Be accountable to someone.
In chatting with John Feightner about this topic, we both agreed that what helped us get onstage was knowing that there was someone in the audience judging us if we didn't. At the time, I was taking a workshop taught by Chris Griswold, another FNI alum, along with John and a number of the other people you see consistently on stage. He was an excellent teacher, but while I found myself making progress every class, I still sat in the audience for most shows without volunteering. After a while, Chris gave me a hard time about it, and every week I knew that if I didn't do something onstage, I was going to hear about it. Every game that went by without my hand in the air, I could feel Chris arching his eyebrow higher and higher in my direction. (Real or imagined? I don't know. [Yes I do. It was real.]) It's pretty basic developmental psychology that we crave the approval of the people whose opinions we value and we'll jump through hoops to get it. Pick someone. It can be anyone, but ideally this person is a) comfortable being judgmental and b) someone you want to impress. Promise to get onstage once a week, and be accountable. If none of your friends are judgy enough, come see me, John, or Abby and we'll be your surrogate judger.

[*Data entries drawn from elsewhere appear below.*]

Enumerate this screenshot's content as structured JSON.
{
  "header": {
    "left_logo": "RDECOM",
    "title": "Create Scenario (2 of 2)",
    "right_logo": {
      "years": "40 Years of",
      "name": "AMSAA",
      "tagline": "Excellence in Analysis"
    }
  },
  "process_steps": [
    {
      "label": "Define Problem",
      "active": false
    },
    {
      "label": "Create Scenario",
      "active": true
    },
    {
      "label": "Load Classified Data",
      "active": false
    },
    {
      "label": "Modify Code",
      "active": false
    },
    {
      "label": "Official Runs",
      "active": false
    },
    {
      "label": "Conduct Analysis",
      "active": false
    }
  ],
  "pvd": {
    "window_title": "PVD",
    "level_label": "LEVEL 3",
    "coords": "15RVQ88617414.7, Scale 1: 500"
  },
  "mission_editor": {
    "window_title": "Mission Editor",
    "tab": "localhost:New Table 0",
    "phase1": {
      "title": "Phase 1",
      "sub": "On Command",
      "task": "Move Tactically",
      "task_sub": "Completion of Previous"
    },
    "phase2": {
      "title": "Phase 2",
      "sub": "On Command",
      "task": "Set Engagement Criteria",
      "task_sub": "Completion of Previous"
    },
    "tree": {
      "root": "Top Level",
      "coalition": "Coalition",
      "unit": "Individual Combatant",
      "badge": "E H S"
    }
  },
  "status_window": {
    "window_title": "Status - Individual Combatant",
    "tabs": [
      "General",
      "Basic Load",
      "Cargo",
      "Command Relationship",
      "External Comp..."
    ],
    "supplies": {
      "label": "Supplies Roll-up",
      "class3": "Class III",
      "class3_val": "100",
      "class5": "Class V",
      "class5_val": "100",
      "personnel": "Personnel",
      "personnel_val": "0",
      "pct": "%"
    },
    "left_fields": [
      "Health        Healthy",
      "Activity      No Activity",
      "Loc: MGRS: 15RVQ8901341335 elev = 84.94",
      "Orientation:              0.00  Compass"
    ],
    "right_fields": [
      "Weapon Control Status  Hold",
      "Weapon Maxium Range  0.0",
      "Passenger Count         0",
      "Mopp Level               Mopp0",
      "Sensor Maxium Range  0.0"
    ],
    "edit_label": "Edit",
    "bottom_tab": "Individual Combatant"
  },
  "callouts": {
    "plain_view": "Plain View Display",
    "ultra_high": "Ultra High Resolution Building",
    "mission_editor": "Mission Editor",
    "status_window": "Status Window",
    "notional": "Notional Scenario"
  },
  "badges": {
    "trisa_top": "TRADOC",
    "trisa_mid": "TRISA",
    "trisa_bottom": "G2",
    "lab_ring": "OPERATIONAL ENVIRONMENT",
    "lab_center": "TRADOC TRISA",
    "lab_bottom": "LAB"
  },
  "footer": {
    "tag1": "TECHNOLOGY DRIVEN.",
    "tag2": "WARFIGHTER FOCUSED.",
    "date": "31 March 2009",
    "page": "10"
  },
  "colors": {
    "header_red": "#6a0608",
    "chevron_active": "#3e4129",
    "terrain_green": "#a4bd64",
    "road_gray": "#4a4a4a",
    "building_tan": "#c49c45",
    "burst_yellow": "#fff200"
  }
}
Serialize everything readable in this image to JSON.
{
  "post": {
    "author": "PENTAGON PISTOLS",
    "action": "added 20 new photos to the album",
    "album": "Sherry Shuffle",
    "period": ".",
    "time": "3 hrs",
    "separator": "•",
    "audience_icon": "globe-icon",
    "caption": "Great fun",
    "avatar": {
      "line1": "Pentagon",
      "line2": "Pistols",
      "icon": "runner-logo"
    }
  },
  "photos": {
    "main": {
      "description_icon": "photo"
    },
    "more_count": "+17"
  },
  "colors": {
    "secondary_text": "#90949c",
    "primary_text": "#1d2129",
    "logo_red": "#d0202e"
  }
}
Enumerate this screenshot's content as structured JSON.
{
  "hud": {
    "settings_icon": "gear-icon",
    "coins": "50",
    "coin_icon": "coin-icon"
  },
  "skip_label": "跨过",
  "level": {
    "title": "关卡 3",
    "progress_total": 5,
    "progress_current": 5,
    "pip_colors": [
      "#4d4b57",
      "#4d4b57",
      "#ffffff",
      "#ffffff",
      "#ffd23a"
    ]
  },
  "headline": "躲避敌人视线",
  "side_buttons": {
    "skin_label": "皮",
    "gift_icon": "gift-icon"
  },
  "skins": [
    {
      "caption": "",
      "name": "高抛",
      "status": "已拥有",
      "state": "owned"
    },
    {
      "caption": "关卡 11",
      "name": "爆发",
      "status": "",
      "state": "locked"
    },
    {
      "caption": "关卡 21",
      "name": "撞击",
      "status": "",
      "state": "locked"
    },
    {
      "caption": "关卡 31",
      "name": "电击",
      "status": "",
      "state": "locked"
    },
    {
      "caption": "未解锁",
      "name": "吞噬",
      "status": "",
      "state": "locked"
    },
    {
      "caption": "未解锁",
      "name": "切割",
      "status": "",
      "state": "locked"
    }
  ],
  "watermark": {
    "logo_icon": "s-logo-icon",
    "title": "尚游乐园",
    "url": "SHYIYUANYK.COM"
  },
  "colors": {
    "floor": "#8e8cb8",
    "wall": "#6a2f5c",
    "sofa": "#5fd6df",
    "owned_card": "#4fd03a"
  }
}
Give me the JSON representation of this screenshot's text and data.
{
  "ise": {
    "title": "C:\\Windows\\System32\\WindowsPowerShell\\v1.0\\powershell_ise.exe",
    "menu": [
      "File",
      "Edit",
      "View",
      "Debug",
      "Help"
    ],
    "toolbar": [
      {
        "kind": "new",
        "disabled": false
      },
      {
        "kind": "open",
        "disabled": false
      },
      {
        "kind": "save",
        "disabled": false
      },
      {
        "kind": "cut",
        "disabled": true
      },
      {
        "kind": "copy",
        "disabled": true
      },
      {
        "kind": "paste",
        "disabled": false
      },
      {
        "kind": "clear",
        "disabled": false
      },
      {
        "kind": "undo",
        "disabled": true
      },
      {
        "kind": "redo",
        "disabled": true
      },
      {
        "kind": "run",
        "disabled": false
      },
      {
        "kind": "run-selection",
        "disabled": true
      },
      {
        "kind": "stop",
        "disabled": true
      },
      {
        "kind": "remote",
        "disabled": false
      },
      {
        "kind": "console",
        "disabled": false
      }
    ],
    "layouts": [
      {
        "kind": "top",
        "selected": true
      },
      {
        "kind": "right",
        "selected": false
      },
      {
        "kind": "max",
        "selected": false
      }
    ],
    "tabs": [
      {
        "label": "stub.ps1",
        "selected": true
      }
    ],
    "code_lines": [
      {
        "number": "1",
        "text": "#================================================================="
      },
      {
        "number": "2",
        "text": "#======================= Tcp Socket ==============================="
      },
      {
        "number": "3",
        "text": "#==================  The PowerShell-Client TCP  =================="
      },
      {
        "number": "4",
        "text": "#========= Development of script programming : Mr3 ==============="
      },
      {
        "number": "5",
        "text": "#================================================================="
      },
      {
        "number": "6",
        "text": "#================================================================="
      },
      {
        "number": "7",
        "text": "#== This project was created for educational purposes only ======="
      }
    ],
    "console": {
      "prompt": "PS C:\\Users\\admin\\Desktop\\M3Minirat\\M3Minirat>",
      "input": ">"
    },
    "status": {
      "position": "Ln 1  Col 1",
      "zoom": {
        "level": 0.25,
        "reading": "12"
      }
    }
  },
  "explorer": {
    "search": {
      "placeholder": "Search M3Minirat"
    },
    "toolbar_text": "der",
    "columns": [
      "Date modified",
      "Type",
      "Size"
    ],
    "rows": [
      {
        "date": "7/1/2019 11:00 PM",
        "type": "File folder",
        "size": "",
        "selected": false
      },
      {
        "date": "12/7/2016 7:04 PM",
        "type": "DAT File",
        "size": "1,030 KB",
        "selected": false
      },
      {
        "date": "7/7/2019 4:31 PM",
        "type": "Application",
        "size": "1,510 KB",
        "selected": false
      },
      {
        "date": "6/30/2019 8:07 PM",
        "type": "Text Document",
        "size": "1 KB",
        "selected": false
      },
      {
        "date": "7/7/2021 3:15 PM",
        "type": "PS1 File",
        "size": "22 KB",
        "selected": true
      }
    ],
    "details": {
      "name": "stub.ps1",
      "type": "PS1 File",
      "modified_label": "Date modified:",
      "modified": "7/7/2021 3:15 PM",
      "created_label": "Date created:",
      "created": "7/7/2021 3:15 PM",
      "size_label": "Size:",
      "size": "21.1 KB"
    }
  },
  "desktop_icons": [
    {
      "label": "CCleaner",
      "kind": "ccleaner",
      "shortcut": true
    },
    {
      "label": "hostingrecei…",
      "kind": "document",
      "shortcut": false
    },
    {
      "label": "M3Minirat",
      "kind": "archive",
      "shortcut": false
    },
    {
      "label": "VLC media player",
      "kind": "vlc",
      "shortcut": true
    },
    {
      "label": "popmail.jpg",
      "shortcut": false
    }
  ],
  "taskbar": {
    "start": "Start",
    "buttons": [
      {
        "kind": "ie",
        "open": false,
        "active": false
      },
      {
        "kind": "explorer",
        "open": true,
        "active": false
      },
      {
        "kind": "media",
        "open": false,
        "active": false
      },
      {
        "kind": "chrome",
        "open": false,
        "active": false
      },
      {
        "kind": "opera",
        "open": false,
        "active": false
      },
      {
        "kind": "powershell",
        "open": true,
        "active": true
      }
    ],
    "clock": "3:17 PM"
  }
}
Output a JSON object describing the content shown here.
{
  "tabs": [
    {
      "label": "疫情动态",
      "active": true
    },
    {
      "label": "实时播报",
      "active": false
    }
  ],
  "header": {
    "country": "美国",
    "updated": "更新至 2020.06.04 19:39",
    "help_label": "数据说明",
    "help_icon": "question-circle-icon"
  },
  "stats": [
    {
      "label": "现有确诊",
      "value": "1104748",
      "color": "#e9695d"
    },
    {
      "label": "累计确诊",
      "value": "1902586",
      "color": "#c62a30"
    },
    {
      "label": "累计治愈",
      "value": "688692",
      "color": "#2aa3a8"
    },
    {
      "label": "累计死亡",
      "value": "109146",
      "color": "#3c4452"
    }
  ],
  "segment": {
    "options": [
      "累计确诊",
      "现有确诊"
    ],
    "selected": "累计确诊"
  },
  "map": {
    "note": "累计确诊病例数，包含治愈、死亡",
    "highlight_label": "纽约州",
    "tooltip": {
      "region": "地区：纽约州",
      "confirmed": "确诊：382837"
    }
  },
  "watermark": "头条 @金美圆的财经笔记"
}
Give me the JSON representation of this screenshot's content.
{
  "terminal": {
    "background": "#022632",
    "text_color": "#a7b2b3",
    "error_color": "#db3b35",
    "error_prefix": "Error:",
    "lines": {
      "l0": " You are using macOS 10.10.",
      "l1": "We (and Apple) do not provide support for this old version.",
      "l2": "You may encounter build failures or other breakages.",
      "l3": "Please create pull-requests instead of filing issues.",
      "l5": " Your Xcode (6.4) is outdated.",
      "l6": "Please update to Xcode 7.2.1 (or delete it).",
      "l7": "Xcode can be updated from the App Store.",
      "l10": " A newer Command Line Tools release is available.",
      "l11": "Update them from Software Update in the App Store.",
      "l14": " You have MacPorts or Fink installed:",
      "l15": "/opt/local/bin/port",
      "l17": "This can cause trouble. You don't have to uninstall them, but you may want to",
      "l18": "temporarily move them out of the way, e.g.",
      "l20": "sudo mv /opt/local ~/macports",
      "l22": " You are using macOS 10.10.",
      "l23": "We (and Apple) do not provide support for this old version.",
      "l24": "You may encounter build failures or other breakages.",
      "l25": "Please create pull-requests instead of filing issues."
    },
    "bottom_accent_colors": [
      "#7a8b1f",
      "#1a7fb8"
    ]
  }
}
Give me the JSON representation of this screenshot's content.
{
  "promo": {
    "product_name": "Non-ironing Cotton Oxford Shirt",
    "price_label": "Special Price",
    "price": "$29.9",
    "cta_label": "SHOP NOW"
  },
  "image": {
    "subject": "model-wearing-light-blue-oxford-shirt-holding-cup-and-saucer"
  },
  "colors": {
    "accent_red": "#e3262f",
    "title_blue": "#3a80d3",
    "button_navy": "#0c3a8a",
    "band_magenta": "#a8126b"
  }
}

Let the Game Do the Heavy Lifting
Games at FNI range widely in the amount of input they require from the players. If you've seen Tag-A-Line, you know it's a game that has two players who only have to day one word at a time when tagged by the other players. That game is a great way to dip your toe in. A game like Minute Fairy Tale is highly structured. You have the skeleton of a plot already and a time limit, so you can feel comfortable not embellishing the story much. The humor is inherent to the time constraint, your job is to play that up and enhance it. Someday you'll be totally comfortable building a scene from the ground up with nothing more than a one-word suggestion, but until then, use the framework of more structured games as a support.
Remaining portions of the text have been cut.